Pass the Mic : Le point de vue d’une survivante sur la contribution des sages-femmes à la lutte contre les mutilations génitales féminines

Les mutilations génitales féminines (MGF) désignent toutes les procédures qui consistent à modifier ou à blesser les organes génitaux féminins pour des raisons non médicales. Elles sont reconnues au niveau international comme une violation des droits de la personne, de la santé et de l’intégrité corporelle des jeunes filles et des femmes.
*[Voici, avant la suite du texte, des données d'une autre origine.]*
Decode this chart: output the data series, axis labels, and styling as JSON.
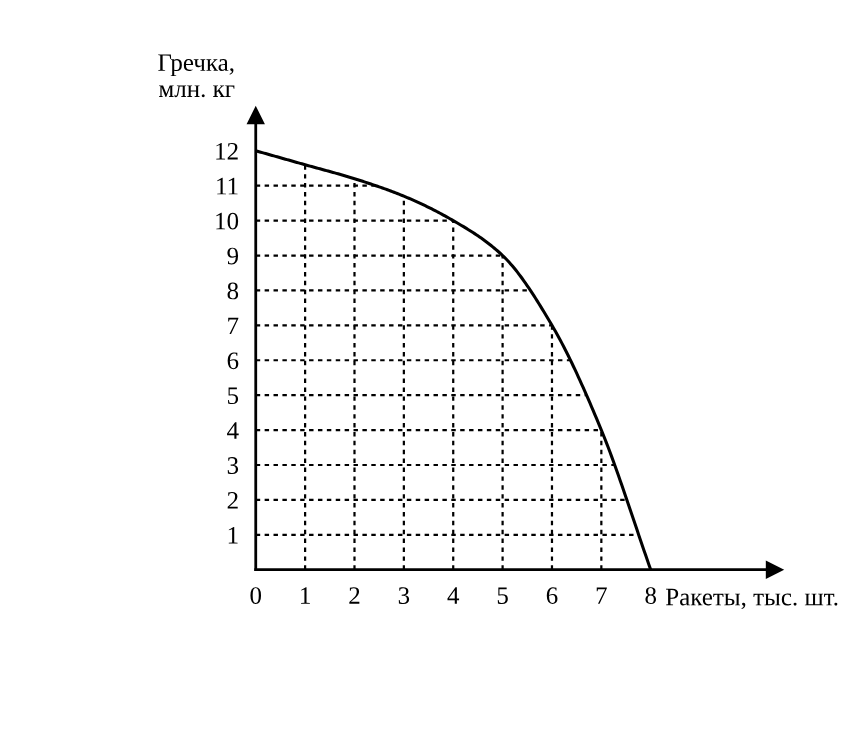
{
  "chart_data": {
    "type": "line",
    "ylabel": "Гречка,\nмлн. кг",
    "xlabel": "Ракеты, тыс. шт.",
    "x": [
      0,
      1,
      2,
      3,
      4,
      5,
      6,
      7,
      8
    ],
    "series": [
      {
        "color": "#000000",
        "values": [
          12,
          11.6,
          11.2,
          10.7,
          10,
          9,
          7,
          4,
          0
        ]
      }
    ],
    "xlim": [
      0,
      10.5
    ],
    "ylim": [
      0,
      13
    ],
    "xticks": [
      0,
      1,
      2,
      3,
      4,
      5,
      6,
      7,
      8
    ],
    "yticks": [
      1,
      2,
      3,
      4,
      5,
      6,
      7,
      8,
      9,
      10,
      11,
      12
    ],
    "grid": true,
    "marker": "none",
    "line_style": "solid"
  }
}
Plus de 200 millions de femmes en vie aujourd’hui ont subi cette pratique néfaste, avec de graves conséquences physiques, émotionnelles et sociales.
Les filles qui subissent des MGF sont confrontées à des complications à court terme, telles que des douleurs intenses, un choc, des saignements excessifs et des infections, ainsi qu’à des conséquences à long terme pour leur santé sexuelle et reproductive et leur santé mentale.
Les MGF se pratiquent surtout dans 30 pays d’Afrique et du Moyen-Orient, et dans certains pays d’Asie et d’Amérique latine, mais elles constituent un problème universel.
La Journée internationale de tolérance zéro pour les mutilations génitales féminines, célébrée chaque année le 6 février, amplifie les voix des survivantes, sensibilise l’opinion et incite à agir pour mettre fin à cette pratique. Elle nous rappelle que la lutte contre les MGF vise à garantir la dignité, l’égalité et l’autonomie de tous.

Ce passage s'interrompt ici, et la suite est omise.